# Pith Helmet Whitening



## bender (14 Apr 2009)

Greetings All - 

Just a quick intro - I am a civilian who plays with the local regiment band. 

Now, for my question. I have searched, but can't seem to find anything relevant. Does anyone know a method to return a pith helmet to it's original white? The one I was issued has yellowed with age (it's probably older than me!). I have tried bleach (in a very small spot) with no effect. 

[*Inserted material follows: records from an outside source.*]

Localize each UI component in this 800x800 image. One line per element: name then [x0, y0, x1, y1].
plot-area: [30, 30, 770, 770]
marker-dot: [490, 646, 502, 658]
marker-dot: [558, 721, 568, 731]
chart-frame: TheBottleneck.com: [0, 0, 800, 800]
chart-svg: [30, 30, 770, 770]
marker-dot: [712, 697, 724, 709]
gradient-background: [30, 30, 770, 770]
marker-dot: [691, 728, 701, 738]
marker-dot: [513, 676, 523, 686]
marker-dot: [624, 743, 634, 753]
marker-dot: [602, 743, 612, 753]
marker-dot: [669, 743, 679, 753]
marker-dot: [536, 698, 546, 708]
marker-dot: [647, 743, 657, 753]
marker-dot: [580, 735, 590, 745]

From pictures, it seems to be unnoticeable on parade, but it really bugs me.

Thanks!


----------



## Michael OLeary (14 Apr 2009)

If it's a canvas-covered pith helmet, you can try liquid white kiwi boot polish in the squeeze bottle with foam applicator.  Don't lay it on too thick, and don't build up multiple layers until the texture of the fabric is lost.


----------



## bender (14 Apr 2009)

Hmmmm - it's not canvas covered, just a plastic one. I know that the yellowing is only on the surface, because when scratched, the white shows through. I suppose I could steel wool off the yellow, but I don't want to risk it.


----------



## Michael OLeary (14 Apr 2009)

Since it a plastic helmet, the colouring is not just on the surface, the outer layer of the plastic has changed.  This is common with older helmets and exposure to light, like fading lawn furniture.  Not much you can do that I am aware of.  Anything abrasive will alter the helmet's appearance and only expose another layer to yellowing.


----------



## Kat Stevens (14 Apr 2009)

Take it to an auto body shop.  There are acrylic paints made to stick to virtually any surface, they may be able to shoot some matte white at it.  As a bonus, they can add an anti UV additive.


----------



## Blackadder1916 (15 Apr 2009)

Since you don't own the helmet, first ask someone in authority with the band whether you can attempt any of these suggestions; if you screw it up, you may be buying the band a replacement.  That could be the first suggestion (if you're set on having a bright, shiny white head-dress) - buy a new one.  Otherwise, here's a couple of sites that have tips on cleaning yellowed white plastic.  Isn't Google helpful!

Free cleaning tips for yellowed plastic - Cleaning plastic with hydrogen peroxide

How to Clean Yellowed Plastic


----------



## IntlBr (15 Apr 2009)

Why, only the beating African sun old boy!

Tip-tip!


----------



## bender (16 Apr 2009)

I think I'll just leave it, I don't want to damage the helmet. Thanks for the suggestions though! From a distance, it's not really noticeable, so I don't think too many other people will see it.


----------



## qjdb (16 May 2009)

If it is the same material that all those lawn chairs / tables are made of, there is spray paint available that is made specifically for that material.

I have used it to freshen up some old chairs, and it worked like a Hot Damn.  Just got the paint at Canadian Tire or Home Depot.

Maybe suggest to whoever owns the helmets that you will take them all home, and give them all a shot, after doing a test subject (maybe on one that is going to get thrown out for being broken or something ? )


----------



## Biathloneil (17 May 2009)

Kat's suggestion is the superior route, the automotive finishing guys are generally a intellegent and fussy lot. DYI acrylic Krylon will work o.k. You should check with the owners representative. Since your part of a team, you should all look the same as that's what your trying to achieve after all. May be get all your band's headgear serviced to extend thier lifespan (UV damage) and your band will all look sharp.


----------



## armyvern (17 May 2009)

Hmmm, perhaps _Magic Eraser_? It works extremely well on ceremonial whites - belts etc.


----------



## chrisf (20 May 2009)

As in the Mr. Clean magic eraser? I'll have to try that.


----------



## bender (20 May 2009)

Well, after doing a short parade last Saturday, there are only two yellowish helmets in the band. You can only tell when they are right beside each other... I'll just have to wait until more become available, and then exchange it for a newer one. I find that the new helmets don't yellow, it's only the older ones that do it.

I'll have to give the Magic Erasers a shot before the big parade next Saturday. Worst that could happen is I get a spiffy looking belt!  8) 

Thanks!


----------